I was driving when I got the phone call. “Dad has cancer.” Everything around me seemed to slow down. When you get a reality check like this, it can feel like nothing matters except the one thing staring you in the face.
My father was scheduled for surgery a few weeks later, and I stayed with him for two weeks after to help out. My regular daily routine was now turned upside down. While I cared for my parents, I struggled to find time to take care of myself as I was dealing with my own health issue: Stress.
You see – I was like the millions of other women who are taught to be caretakers: take care of everyone else first and take care of yourself last. I was pretty good at getting everything done, so taking care of myself always happened… just, last. But stress in my life had been building, and my father’s diagnosis was the last straw.
I felt constant fatigue, headaches, muscle aches, nausea, irritability, anxiety, weight gain, trouble sleeping, trouble focusing, elevated heart rate, and elevated cholesterol. Come to find out, these are all symptoms of Stress and I had done this to myself.
Stress is not an external thing that happens to us. Stress is an internal reaction to our own reality. When I realized I had caused my own stress levels, I decided – just like everything else in my life- to aim to take control of it. But this time, to do so in a way that serves me and the people around me. I’m going to take care of myself first.
In the past, I had taken an “All or Nothing” approach to taking care of myself. If I went to the gym, it would have to be every day or not at all. I would eat healthy for all my meals, or just dive into a pile of ice cream head on. When I was feeling good, I wanted to do it ALL. When I was feeling down or stressed, I would no NOTHING. In hindsight, I can see how this “All or Nothing” mindset kept me inside a cycle of stress, guilt and shame. I was preventing my own progress of achieving my potential in life. So I decided to break the cycle by putting myself first.
When we feel high levels of stress, we want to make that feeling go away. It’s natural to want to retreat and avoid; i.e. stop doing things that we typically enjoy. Maybe this means we stay at home more instead of going out with friends. Or stop going to the gym as much because, “What’s the point?” But if we just stick to doing the things we know are good for us, over time we’ll start to find enjoyment in them again. In times of stress, we need to give ourselves permission to back off and go easy. For example, go to the gym with the intent of just breaking a sweat and leave feeling more energized than when you came in. There’s no need to go 100% on days you feel low energy.

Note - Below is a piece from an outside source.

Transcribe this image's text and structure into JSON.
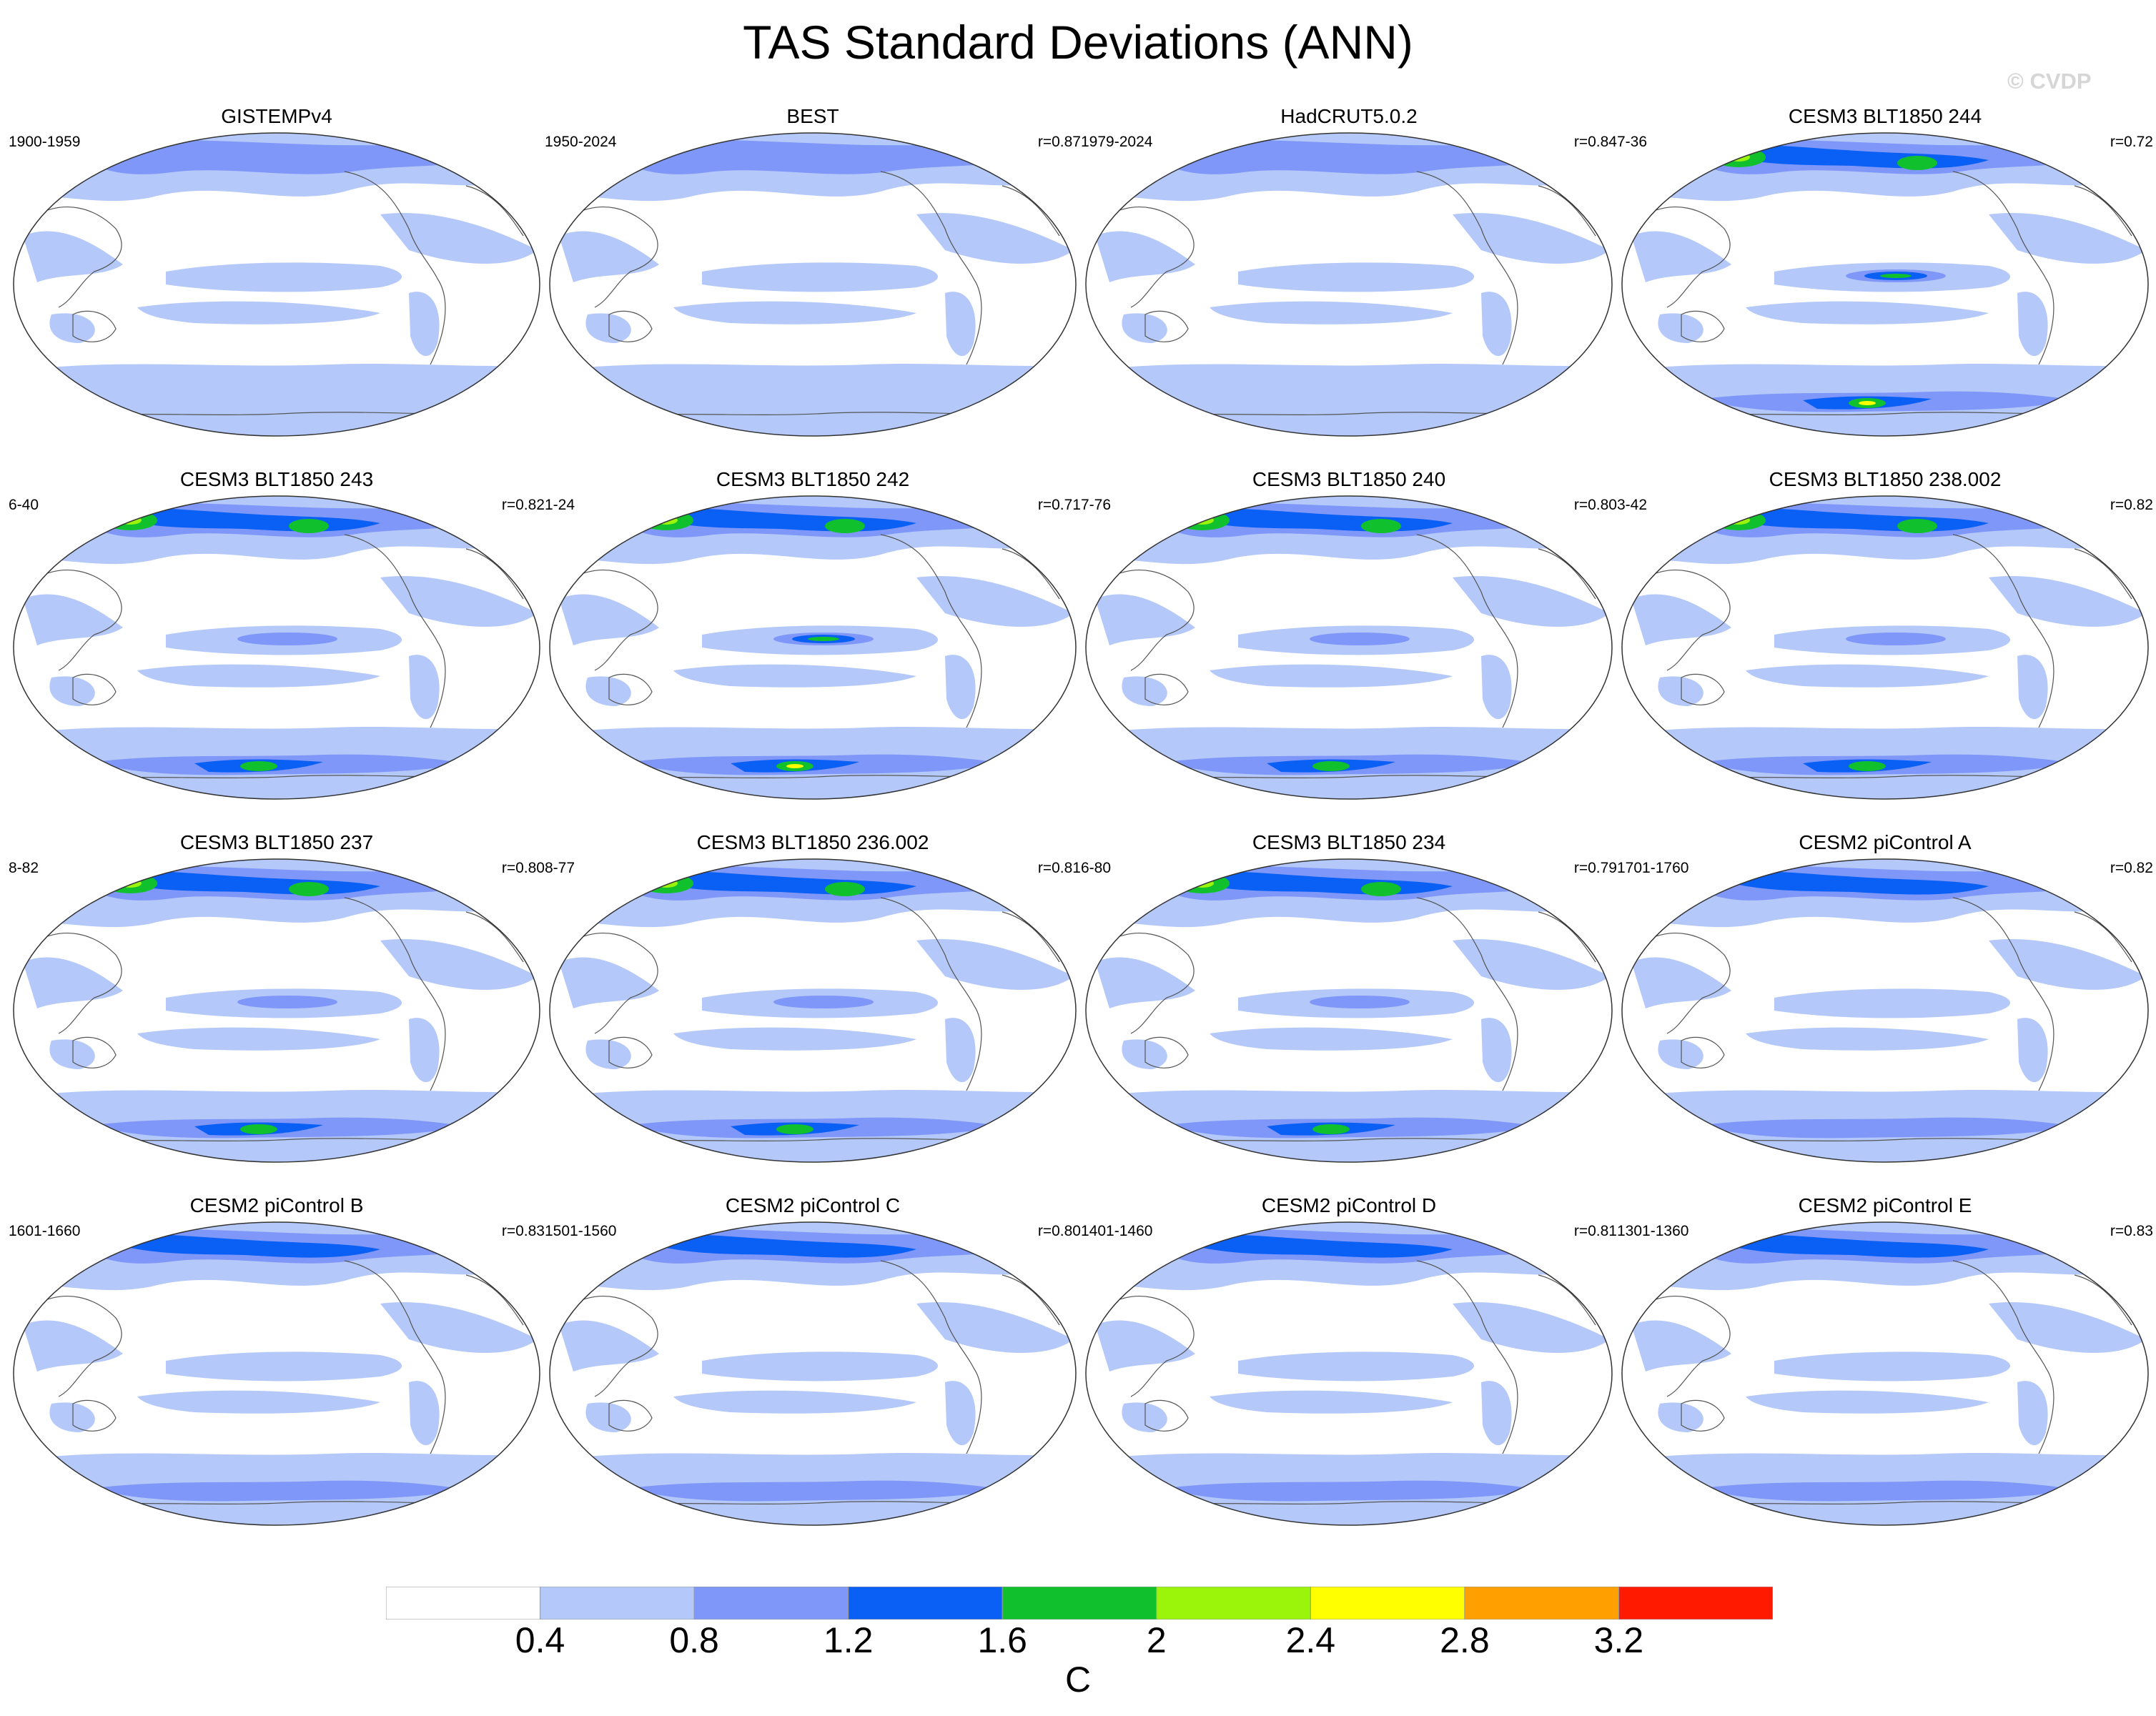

I changed my mindset from “All or Nothing” to one of “Do Your Best.” If I could not accomplish everything I had set to do on a given day, that I would aim to get some of it done (as much as I could, knowing I had given that day my best efforts.) And then be kind to myself for not being perfect.
To start, my goal was to lower my stress levels by making time for myself. I scheduled 45-minutes in the early mornings as “quiet time”: Time spent stretching, taking my dogs for a walk and maybe doing some reading. In the afternoon, I marked my calendar for gym time: one hour a day with no distractions, working on my fitness.
Some days my fatigue was so strong that I would just sit on my couch for “quiet time” and could barely muster the energy for an easy 20 min walk. Other days, I was taking CrossFit classes. Instead of saying “Screw It” on the bad days, I had to decide to continue pushing forward.
Knowing that I had the choice to decide how I was going to react to each day gave me the confidence to tackle any challenge in life. Where in your life do you take the “All or Nothing” approach? What would happen if you decided to change that mindset to one of “Do Your Best?”
You might start to feel more energy.
You might start to finally lose those 10lbs.
You might start to have more patience with your kids.
You might start to feel more grateful for your family and friends.
You might start to have less stress.
You might start living the life you deserve.
…Isn’t it worth giving it a try to change your mindset, and just see what happens?